I have been thinking a lot about transgressive women. There are so many ways to be transgressive, and I have my personal stylistic favorites. Much of my thinking has been triggered by reading a friend’s new book, Well Behaved Women Seldom Make History, by Laurel Ulrich. She has highlighted the lives of three women who did not buy the company line—Christine de Pizan (15th century), Elizabeth Cady Stanton (19th century) and Virginia Woolf (20th century.) But her introduction also chronicles many women–and groups of women–who have made her now famous line a slogan (originally taken from one of her scholarly articles and popularized through ad hoc brandishings on T-shirts, bumper stickers and bags.) Some of these groups, like the Sweet Potato Queens of Jackson, Mississippi, approach being outrageous and out of control as a hobby, all the while living lives that look, on the surface, to be quite conventional.

Laurel points out that, for some women, there is something very seductive about transgressive behavior. That was me, even as a small child. But my predilection is for a more understated subversiveness rather than the excessive, high drama, in your face version. So Madonna’s high visibility transgressiveness is less compelling to me than the simmering iconoclasm of Sinead O’Connor. (When I heard Sinead perform a few weeks ago, it was clear that her fierce “I’ll do it my way, take it or leave it” energy is still very strong.)

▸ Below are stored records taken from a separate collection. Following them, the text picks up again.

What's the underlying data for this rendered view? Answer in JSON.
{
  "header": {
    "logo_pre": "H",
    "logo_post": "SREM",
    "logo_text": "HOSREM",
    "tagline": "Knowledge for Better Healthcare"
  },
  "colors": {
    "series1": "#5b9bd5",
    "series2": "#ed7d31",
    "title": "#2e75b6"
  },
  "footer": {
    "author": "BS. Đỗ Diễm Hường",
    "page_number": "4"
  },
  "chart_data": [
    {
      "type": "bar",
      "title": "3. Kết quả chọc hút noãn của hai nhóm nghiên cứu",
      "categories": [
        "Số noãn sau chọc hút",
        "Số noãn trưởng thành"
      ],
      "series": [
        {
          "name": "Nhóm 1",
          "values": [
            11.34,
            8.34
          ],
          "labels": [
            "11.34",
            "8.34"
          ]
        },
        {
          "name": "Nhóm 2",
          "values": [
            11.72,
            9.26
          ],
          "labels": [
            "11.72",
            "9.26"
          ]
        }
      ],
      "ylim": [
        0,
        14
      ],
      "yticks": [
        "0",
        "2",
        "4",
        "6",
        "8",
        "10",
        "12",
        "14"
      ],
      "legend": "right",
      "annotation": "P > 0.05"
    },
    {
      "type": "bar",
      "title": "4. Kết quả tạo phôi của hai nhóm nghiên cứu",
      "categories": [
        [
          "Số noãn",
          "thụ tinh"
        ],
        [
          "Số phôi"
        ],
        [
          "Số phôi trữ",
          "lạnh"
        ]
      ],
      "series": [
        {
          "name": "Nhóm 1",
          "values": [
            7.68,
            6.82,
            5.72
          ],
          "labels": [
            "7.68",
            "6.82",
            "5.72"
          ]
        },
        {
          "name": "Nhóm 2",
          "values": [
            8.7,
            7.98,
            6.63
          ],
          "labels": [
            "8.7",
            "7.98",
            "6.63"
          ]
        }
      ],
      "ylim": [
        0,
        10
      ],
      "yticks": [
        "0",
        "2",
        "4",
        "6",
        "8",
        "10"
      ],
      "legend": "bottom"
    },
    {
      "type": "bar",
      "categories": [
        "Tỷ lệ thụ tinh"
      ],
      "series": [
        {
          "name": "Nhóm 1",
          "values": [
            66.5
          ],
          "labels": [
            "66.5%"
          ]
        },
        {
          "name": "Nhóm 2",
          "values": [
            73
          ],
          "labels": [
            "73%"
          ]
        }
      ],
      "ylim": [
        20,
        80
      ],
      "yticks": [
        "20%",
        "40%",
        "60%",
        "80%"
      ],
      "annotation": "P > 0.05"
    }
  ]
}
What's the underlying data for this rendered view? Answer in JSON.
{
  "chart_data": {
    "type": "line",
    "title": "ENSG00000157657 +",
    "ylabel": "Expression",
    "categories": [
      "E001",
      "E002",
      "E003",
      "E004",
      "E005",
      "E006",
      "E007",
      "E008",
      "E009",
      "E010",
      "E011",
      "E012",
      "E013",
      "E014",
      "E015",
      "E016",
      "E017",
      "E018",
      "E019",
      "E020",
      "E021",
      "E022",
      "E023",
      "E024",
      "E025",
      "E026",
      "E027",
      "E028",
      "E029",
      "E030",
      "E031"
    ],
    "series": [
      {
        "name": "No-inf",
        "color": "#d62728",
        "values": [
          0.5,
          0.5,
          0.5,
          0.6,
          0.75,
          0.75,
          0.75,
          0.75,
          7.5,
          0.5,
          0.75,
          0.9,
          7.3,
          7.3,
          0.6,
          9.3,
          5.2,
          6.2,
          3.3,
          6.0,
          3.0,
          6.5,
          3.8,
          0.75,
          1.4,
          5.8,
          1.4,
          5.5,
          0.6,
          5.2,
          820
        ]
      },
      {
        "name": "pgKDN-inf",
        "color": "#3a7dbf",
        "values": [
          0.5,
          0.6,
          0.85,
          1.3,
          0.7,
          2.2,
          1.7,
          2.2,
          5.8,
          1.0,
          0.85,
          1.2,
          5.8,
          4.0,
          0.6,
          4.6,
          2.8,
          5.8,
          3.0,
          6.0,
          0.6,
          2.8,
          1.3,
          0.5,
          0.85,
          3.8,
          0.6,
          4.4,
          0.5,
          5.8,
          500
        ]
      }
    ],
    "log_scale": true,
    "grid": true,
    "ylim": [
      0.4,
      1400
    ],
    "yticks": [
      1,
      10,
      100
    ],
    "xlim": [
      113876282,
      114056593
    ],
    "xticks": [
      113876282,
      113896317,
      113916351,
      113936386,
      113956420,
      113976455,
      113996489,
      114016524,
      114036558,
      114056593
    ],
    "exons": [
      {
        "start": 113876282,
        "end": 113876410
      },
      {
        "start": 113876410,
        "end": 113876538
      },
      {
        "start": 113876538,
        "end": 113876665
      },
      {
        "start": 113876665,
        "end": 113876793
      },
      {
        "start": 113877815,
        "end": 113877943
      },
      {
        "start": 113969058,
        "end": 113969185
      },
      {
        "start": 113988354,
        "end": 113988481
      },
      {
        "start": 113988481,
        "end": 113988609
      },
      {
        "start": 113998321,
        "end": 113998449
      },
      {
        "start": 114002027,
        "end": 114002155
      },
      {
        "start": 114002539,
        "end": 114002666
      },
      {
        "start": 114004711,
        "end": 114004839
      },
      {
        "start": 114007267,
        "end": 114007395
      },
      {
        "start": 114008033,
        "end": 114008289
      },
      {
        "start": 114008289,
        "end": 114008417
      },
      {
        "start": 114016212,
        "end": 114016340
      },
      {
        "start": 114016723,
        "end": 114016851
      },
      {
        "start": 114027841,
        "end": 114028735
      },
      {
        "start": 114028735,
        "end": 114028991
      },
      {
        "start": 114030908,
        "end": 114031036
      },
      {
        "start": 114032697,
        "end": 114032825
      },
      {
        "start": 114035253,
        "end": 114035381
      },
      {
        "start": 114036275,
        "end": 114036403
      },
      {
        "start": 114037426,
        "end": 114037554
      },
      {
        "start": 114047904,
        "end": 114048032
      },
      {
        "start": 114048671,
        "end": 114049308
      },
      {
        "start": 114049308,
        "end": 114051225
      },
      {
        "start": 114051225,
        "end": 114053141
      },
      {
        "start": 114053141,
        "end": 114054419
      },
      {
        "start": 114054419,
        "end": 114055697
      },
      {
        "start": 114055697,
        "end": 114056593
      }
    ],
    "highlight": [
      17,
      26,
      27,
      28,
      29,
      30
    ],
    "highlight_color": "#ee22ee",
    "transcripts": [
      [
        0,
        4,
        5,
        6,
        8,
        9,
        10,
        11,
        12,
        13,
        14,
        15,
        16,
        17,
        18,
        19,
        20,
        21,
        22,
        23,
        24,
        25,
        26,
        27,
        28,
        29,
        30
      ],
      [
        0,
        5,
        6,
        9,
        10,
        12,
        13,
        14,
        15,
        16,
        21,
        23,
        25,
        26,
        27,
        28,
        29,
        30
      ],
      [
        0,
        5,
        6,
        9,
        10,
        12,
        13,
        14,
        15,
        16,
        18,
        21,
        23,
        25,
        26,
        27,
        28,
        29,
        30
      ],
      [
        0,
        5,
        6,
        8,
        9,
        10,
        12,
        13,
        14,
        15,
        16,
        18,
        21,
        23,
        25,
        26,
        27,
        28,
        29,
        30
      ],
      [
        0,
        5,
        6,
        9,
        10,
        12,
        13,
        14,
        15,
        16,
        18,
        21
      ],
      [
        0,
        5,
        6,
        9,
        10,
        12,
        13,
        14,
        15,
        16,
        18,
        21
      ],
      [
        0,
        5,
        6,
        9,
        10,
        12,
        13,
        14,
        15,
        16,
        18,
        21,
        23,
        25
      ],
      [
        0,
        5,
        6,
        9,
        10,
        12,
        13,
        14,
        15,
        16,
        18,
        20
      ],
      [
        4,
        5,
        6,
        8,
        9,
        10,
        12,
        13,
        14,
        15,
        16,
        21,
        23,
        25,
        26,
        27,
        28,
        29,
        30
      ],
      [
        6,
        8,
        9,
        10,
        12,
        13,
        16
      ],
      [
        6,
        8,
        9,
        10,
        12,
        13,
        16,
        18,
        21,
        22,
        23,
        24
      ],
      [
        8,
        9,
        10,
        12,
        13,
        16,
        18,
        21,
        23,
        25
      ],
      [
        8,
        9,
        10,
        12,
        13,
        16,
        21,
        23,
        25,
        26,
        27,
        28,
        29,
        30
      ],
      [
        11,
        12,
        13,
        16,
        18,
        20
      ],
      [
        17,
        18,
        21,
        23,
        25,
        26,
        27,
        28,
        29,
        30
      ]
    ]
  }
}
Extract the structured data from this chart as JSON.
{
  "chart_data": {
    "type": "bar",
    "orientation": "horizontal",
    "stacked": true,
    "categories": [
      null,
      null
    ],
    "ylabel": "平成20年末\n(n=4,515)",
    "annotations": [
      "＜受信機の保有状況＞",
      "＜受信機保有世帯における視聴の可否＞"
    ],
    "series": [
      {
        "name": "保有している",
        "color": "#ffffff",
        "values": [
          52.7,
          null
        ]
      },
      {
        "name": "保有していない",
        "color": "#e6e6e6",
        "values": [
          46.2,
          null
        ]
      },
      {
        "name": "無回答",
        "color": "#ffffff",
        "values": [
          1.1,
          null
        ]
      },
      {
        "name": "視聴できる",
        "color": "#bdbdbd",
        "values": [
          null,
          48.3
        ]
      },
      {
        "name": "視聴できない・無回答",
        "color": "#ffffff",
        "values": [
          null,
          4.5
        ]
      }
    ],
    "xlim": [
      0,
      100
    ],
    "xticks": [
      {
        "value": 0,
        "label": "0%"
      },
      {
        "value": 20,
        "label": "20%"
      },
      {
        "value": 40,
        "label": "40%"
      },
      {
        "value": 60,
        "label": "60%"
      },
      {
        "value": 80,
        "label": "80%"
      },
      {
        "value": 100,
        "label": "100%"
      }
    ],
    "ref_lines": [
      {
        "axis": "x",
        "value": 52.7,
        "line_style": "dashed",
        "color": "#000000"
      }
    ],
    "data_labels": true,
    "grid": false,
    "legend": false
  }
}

Installation by Ana Mendieta

Or the likes of artists like Ana Mendieta and Lee Lozano. Mendieta’s untimely death stopped her extraordinary work in its prime, but Lozano was fierce all the way to the end. She undertook a boycott of the officiously superficial art world by refusing to speak to other women for one month in a conceptual piece that was intended as a way to improve communication with women. It lasted for thirty years.

Untitled, by Lee Lozano

And then of course there is the wonderful quote from poet Alice Notley, originally posted here on October 17th:

I’ve been trying to train myself for 30 or 40 years not to believe anything anyone tells me…To write vital poems, it’s necessary to maintain a state of disobedience against…everything.